As I (and various subsequent commentators) have said, the law is very unclear. However, my own view, for what it’s worth, is that the bar applies only to funds raised under the precept. If a parish council administers a fund which was not parish council money in the first place, I don’t see how the restriction on grant-aiding a place of worship exclusively from that fund could apply.
But I’d be interested to see what others think.
Our village has been offered a small area of land outside the local churchyard for a community village garden and a village garden group has been created and heads of terms set up for its upkeep. The PCC will be taking on the lease. However, can the group ask the local parish council for a donation/grant towards it?
It can ask but it may well be unsuccessful, because the law is unclear – as you can see from this post.
I have recently become Chairman of “the Friends” of our local Church. “The Friends” is a registered charity, is non-ecumenical and was set up by a group of villagers to ensure (hopefully) the continuance of a church building in our village. We have no direct links to the PCC.
Our objects are to enable, inter alia, the maintenance of the churchyard including the gravestones and crosses, some of which require attention.
On behalf of “The Friends” I recently applied to our village PC for a grant to assist in the cost having regard to the fact that villagers make use of the churchyard for contemplation and rest. Quoting section 8 of the Local Government Act 1894, our application was rejected. Is the PC correct in rejecting on this basis?

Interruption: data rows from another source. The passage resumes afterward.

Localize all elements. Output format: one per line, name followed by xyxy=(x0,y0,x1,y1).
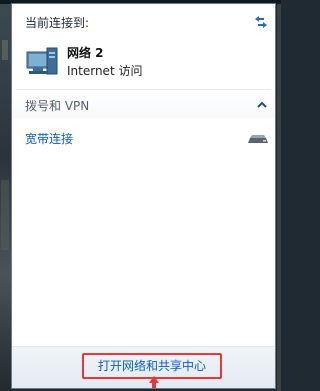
refresh-icon[interactable] xyxy=(253,14,269,30)
chevron-up-icon[interactable] xyxy=(257,101,267,109)
network-flyout: 当前连接到: 网络 2 Internet 访问 拨号和 VPN 宽带连接 打开网… xyxy=(11,3,276,389)
section-divider xyxy=(16,89,271,90)
network-computer-icon xyxy=(26,47,58,75)
network-access-status: Internet 访问 xyxy=(67,64,143,78)
current-connection-label: 当前连接到: xyxy=(25,16,90,30)
section-title: 拨号和 VPN xyxy=(25,99,90,113)
network-name: 网络 2 xyxy=(67,46,104,60)
mouse-pointer-icon xyxy=(149,376,159,388)
flyout-footer: 打开网络和共享中心 xyxy=(12,346,275,388)
dialup-vpn-section-header[interactable]: 拨号和 VPN xyxy=(13,92,274,118)
broadband-connection-link[interactable]: 宽带连接 xyxy=(25,130,73,147)
desktop-background-right xyxy=(277,0,281,391)
desktop-background xyxy=(0,0,11,391)
modem-icon xyxy=(248,135,268,143)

That’s precisely the problem: I have no idea because the law is unclear. On balance, if I were a member of our parish council I would vote to reject any such application – simply on the grounds of that lack of clarity.

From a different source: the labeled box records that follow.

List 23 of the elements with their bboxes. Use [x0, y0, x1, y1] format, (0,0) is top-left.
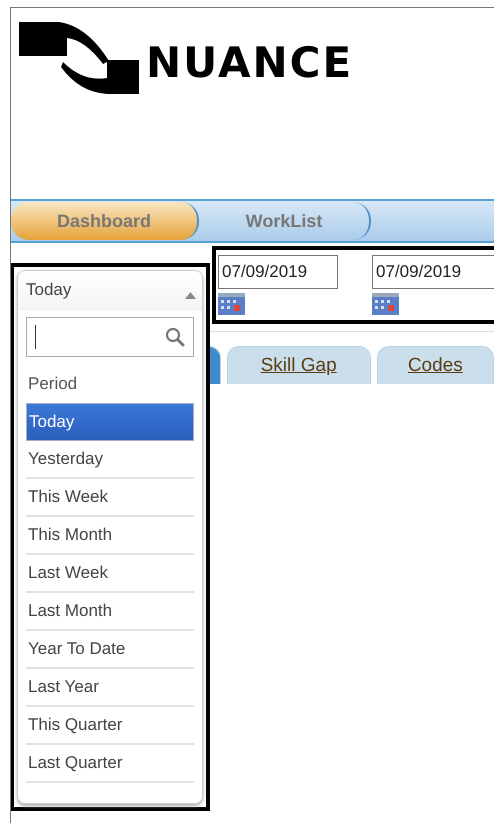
dropdown-option[interactable]: This Week — [26, 479, 194, 517]
date-field[interactable]: 07/09/2019 — [218, 255, 338, 289]
logo-text: NUANCE — [146, 38, 354, 87]
date-field[interactable]: 07/09/2019 — [372, 255, 494, 289]
dropdown-option[interactable]: Last Year — [26, 669, 194, 707]
dropdown-option[interactable]: Today — [26, 403, 194, 441]
dropdown-option[interactable]: This Month — [26, 517, 194, 555]
dropdown-option[interactable]: Last Month — [26, 593, 194, 631]
text-cursor — [35, 325, 36, 349]
period-select[interactable]: Today — [18, 271, 202, 310]
report-tab[interactable]: Skill Gap — [226, 346, 371, 384]
report-tab[interactable]: Codes — [376, 346, 494, 384]
calendar-icon[interactable] — [372, 293, 399, 315]
dropdown-option[interactable]: Yesterday — [26, 441, 194, 479]
caret-up-icon — [185, 292, 196, 298]
calendar-icon[interactable] — [218, 293, 245, 315]
dropdown-option[interactable]: Last Quarter — [26, 745, 194, 783]
dropdown-option[interactable]: Last Week — [26, 555, 194, 593]
dropdown-option[interactable]: This Quarter — [26, 707, 194, 745]
dropdown-option[interactable]: Year To Date — [26, 631, 194, 669]
search-icon — [165, 327, 185, 347]
search-field[interactable] — [26, 317, 194, 357]
option-group-header: Period — [27, 373, 78, 395]
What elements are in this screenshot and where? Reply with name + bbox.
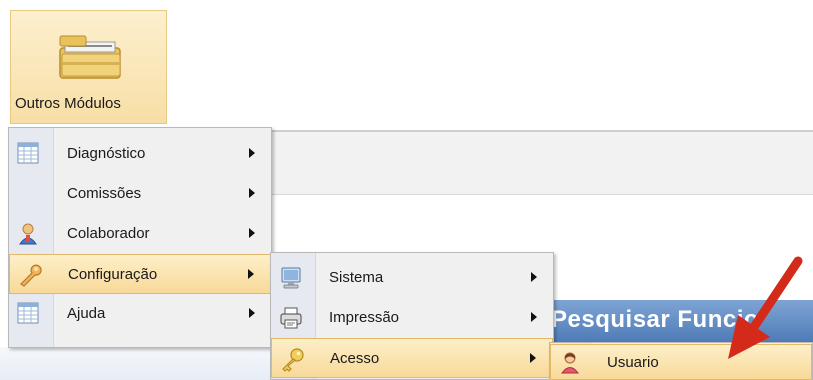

PS: I’ve just asked my younger daughter – who’s a parish councillor – and she says that she wouldn’t do it either.
I have taken over as Chair of a local Parish Council and I have been going through our books and I have noted over the years large sums going to the church for it up keep. I have stopped this immediately and brought it to the attention of other councillors, since then I have been contacted by the local Church council asking for their money, when I mentioned Local Government Act 1894, they were a bit miffed, next minute I have the local vicar emailing me and email from the Church Solicitors going on about the Local Government Act 1972, but they dropped the Church Maintenance and said we had to pay up for the up keep of the Church Yard, as we were the local Authority on Burials??
Can anyone help me out, as I am totally baffled by this.. Cheers Nick
As you will have seen from the post, our view is that the current law is unclear; however, we don’t give legal advice because we are neither qualified to do so, nor do we carry the necessary indemnity insurance against something going wrong. Might I suggest that you consult your local authority’s legal department? Local government law will be one of the things that it specialises in.